$V$ is isomorphic to $V^{\ast\ast}$, the double dual space of $V$.

Denote the evaluation map at $v$ by $\bar{v}$. Then the map $\tau v=\bar{v}$ from $V\to V^{\ast\ast}$ is indeed an injective linear transformation. Linearity is easy. Now suppose $v\in\ker(\tau)$. Then $$ \begin{align*} \tau v=0 &\implies \bar{v}=0\\ &\implies \bar{v}(f)=0\quad\forall f\in V^\ast\\ &\implies f(v)=0\quad\forall f\in V^\ast\\ &\implies v=0 \end{align*} $$ since $v\in V$ is zero iff $f(v)=0$ for all linear functionals on $V$. Thus $\ker(\tau)=\{0\}$, so $\tau$ is injective.

To see it is an isomorphism, it is useful to recall the fact that $$ \dim(V)\leq\dim(V^\ast) $$ with equality holding iff $V$ is finite dimensional, so applying this twice you find $$ \dim(V)=\dim(V^\ast)=\dim(V^{\ast\ast}) $$ so $\tau$ is an injective transformation between vector spaces of equal dimension, hence and isomorphism by rank-nullity.

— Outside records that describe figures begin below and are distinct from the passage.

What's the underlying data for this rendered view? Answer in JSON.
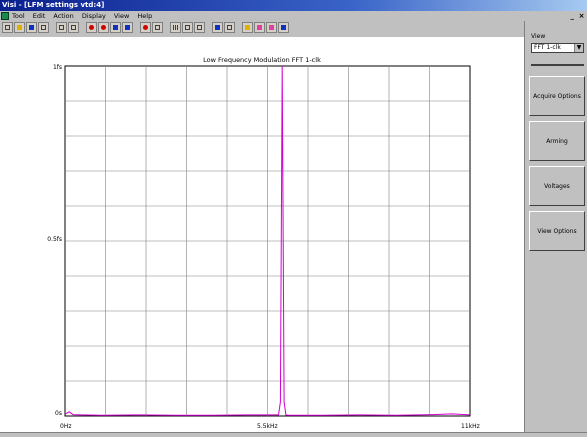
{
  "window": {
    "title": "Visi - [LFM settings vtd:4]",
    "controls": [
      "_",
      "×"
    ]
  },
  "menu": [
    "Tool",
    "Edit",
    "Action",
    "Display",
    "View",
    "Help"
  ],
  "side": {
    "view_label": "View",
    "view_value": "FFT 1-clk",
    "buttons": [
      "Acquire Options",
      "Arming",
      "Voltages",
      "View Options"
    ]
  },
  "chart_data": {
    "type": "line",
    "title": "Low Frequency Modulation FFT 1-clk",
    "xlabel": "",
    "ylabel": "",
    "x_tick_labels": [
      "0Hz",
      "5.5kHz",
      "11kHz"
    ],
    "y_tick_labels": [
      "0s",
      "0.5fs",
      "1fs"
    ],
    "xlim": [
      0,
      11000
    ],
    "ylim": [
      0,
      1
    ],
    "grid": true,
    "series": [
      {
        "color": "#d000d0",
        "x": [
          0,
          110,
          220,
          440,
          1000,
          2000,
          3000,
          4000,
          5000,
          5800,
          5850,
          5900,
          5950,
          6000,
          6050,
          6100,
          7000,
          8000,
          9000,
          10000,
          10500,
          11000
        ],
        "y": [
          0.005,
          0.012,
          0.004,
          0.003,
          0.002,
          0.003,
          0.002,
          0.002,
          0.003,
          0.003,
          0.04,
          1.0,
          0.04,
          0.003,
          0.002,
          0.002,
          0.002,
          0.003,
          0.002,
          0.004,
          0.006,
          0.003
        ]
      }
    ]
  }
}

Without knowing where you are stuck, it is difficult to give informative answers. I'll give two hints:

• If a vector space homomorphism between vector spaces of the same finite dimension is injective, then it is also $---$?
• To show a map between vector spaces in injective, show that if $v$ maps to zero, it implies $v$ zero too.